Wall to Wall Group (WTW-A) Q2 2025 earnings summary
Event summary combining transcript, slides, and related documents.
Q2 2025 earnings summary
15 Aug, 2025Executive summary
Adjusted EBITA margin improved to 5.1% from 3.5% year-over-year, driven by lower indirect costs and production efficiency in relining, despite a 12–12.8% revenue decline.
Full-year outlook remains unchanged, with significant adjusted EBITA improvement expected in 2025 from market recovery and cost actions.
Major framework agreements worth SEK 60 million were secured, and acquisitions strengthened the energy and flushing segments.
Transformation efforts, including cost reductions and organizational consolidation, are yielding tangible results.
Unified brand and sales initiatives are advancing.
Financial highlights
Q2 2025 net revenue was 212.6 MSEK, down from 243.8 MSEK in Q2 2024; adjusted EBITA for Q2 2025 was 10.9 MSEK, up from 8.4 MSEK year-over-year.
Adjusted EBITDA margin rose to 12.1% from 9.8% year-over-year.
Gross margin increased by 1.5 percentage points to 33.7% in the quarter.
Cash position at quarter-end was 68.8 MSEK; financial net debt stood at 253.5 MSEK.

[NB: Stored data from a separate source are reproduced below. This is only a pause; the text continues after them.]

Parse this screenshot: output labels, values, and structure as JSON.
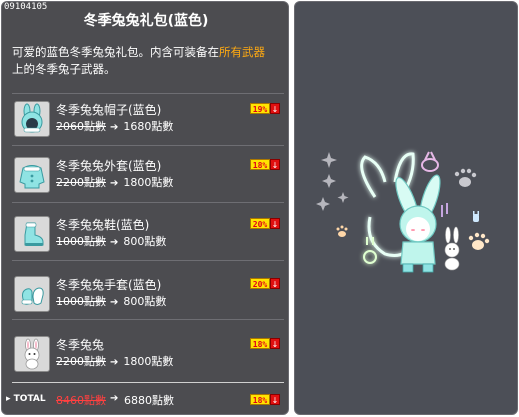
{
  "item_id": "09104105",
  "title": "冬季兔兔礼包(蓝色)",
  "description": {
    "part1": "可爱的蓝色冬季兔兔礼包。内含可装备在",
    "highlight": "所有武器",
    "part2": "上的冬季兔子武器。"
  },
  "items": [
    {
      "name": "冬季兔兔帽子(蓝色)",
      "original_price": "2060點數",
      "price": "1680點數",
      "discount": "19%",
      "icon": "bunny-hat-icon"
    },
    {
      "name": "冬季兔兔外套(蓝色)",
      "original_price": "2200點數",
      "price": "1800點數",
      "discount": "18%",
      "icon": "coat-icon"
    },
    {
      "name": "冬季兔兔鞋(蓝色)",
      "original_price": "1000點數",
      "price": "800點數",
      "discount": "20%",
      "icon": "shoes-icon"
    },
    {
      "name": "冬季兔兔手套(蓝色)",
      "original_price": "1000點數",
      "price": "800點數",
      "discount": "20%",
      "icon": "gloves-icon"
    },
    {
      "name": "冬季兔兔",
      "original_price": "2200點數",
      "price": "1800點數",
      "discount": "18%",
      "icon": "bunny-weapon-icon"
    }
  ],
  "total": {
    "label": "TOTAL",
    "original_price": "8460點數",
    "price": "6880點數",
    "discount": "18%"
  },
  "colors": {
    "highlight": "#ffaa11",
    "panel_bg": "#4c4c50",
    "badge_yellow": "#ffe400",
    "badge_red": "#e01010"
  }
}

Operating profit (EBIT) for Q2 was SEK -38.1 million, impacted by SEK 43.2 million in non-recurring items.
Outlook and guidance
Profitability is expected to improve further in H2 2025, supported by market recovery and ongoing cost reductions.
Indirect cost target of 180 MSEK is on track for achievement by year-end 2025.
The company remains ready to pursue further acquisitions and expects a more scalable, efficient organization.